Twelve years on, the two remain the world’s most expensive paintings in dollar terms.

A similar if shorter-lived art boom can be traced following the dot.com debacle of late 1999 and early 2000.

For months, investors ploughed billions of dollars into companies on the US Nasdaq index, lured by promises of ever increasing profits fuelled by a technological revolution.

When the bubble burst in early 2000, the fine art market was one of the main beneficiaries.

According to figures compiled by London-based company Art Market Research Index, the price of contemporary art works rose nearly 70 per cent in the first nine months of 2000 while the Nasdaq slumped.

French Impressionist paintings gained 52 per cent over the same period while Old Masters added 47 per cent.

“The reason the art market shot up like a rocket between January and September 2000 was that people were subtracting their money from dot.com investment and parking it elsewhere,” Barker said.

And they are still doing just that.
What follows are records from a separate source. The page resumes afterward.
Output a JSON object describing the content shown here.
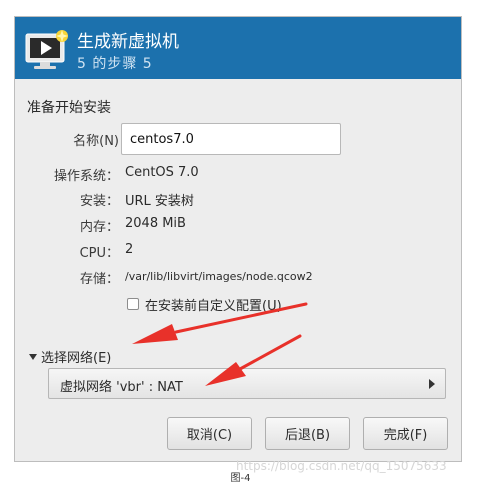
{
  "dialog": {
    "title": "生成新虚拟机",
    "step": "5 的步骤 5",
    "icon": "monitor-new-vm-icon"
  },
  "section": {
    "title": "准备开始安装"
  },
  "name_field": {
    "label": "名称(N)",
    "value": "centos7.0"
  },
  "details": [
    {
      "label": "操作系统：",
      "value": "CentOS 7.0"
    },
    {
      "label": "安装：",
      "value": "URL 安装树"
    },
    {
      "label": "内存：",
      "value": "2048 MiB"
    },
    {
      "label": "CPU：",
      "value": "2"
    },
    {
      "label": "存储：",
      "value": "/var/lib/libvirt/images/node.qcow2"
    }
  ],
  "customize_checkbox": {
    "label": "在安装前自定义配置(U)",
    "checked": false
  },
  "network": {
    "expander_label": "选择网络(E)",
    "selected": "虚拟网络 'vbr' : NAT"
  },
  "buttons": {
    "cancel": "取消(C)",
    "back": "后退(B)",
    "finish": "完成(F)"
  },
  "caption": "图-4",
  "watermark": "https://blog.csdn.net/qq_15075633",
  "colors": {
    "header": "#1c71ad",
    "annotation_arrow": "#e8312a"
  }
}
The world’s major stock markets, widely expected to recover their poise in 2002, have instead lost nearly a third of their value since the start of the year.

In contrast, the fine art market is buoyant. “For the top end of the market things are fine,” said Richard Green, Britain’s leading art dealer by sales. “People are still collecting. We’re buying, we’re selling and I expect that to continue.”

History suggests, however, there is one factor which would seriously undermine confidence in the art market – a Middle East war and a resulting rise in the price of oil.

In the mid-1970s, when producer countries strangled supply and pushed up the oil price, and in 1990, when Iraq invaded Kuwait, the art market suffered badly.

“It’s oil which explains the terrific art market recession of August 1990 through to 1995,” Barker said.

“A rise in the oil price sabotages company profits. That sabotages the money which rich men have for luxury goods and therefore sabotages the art market.”

The trick, as with any investment, is to get out of a peaking market at the right time.

“Those people who were clever enough to sell shares near to the top of the market in 2000, and to buy fine quality paintings and objects of art, have done themselves a big favour,” said Green, whose family business turns over nearly £100 million in fine art sales each year.

“There are plenty of people who did just that.”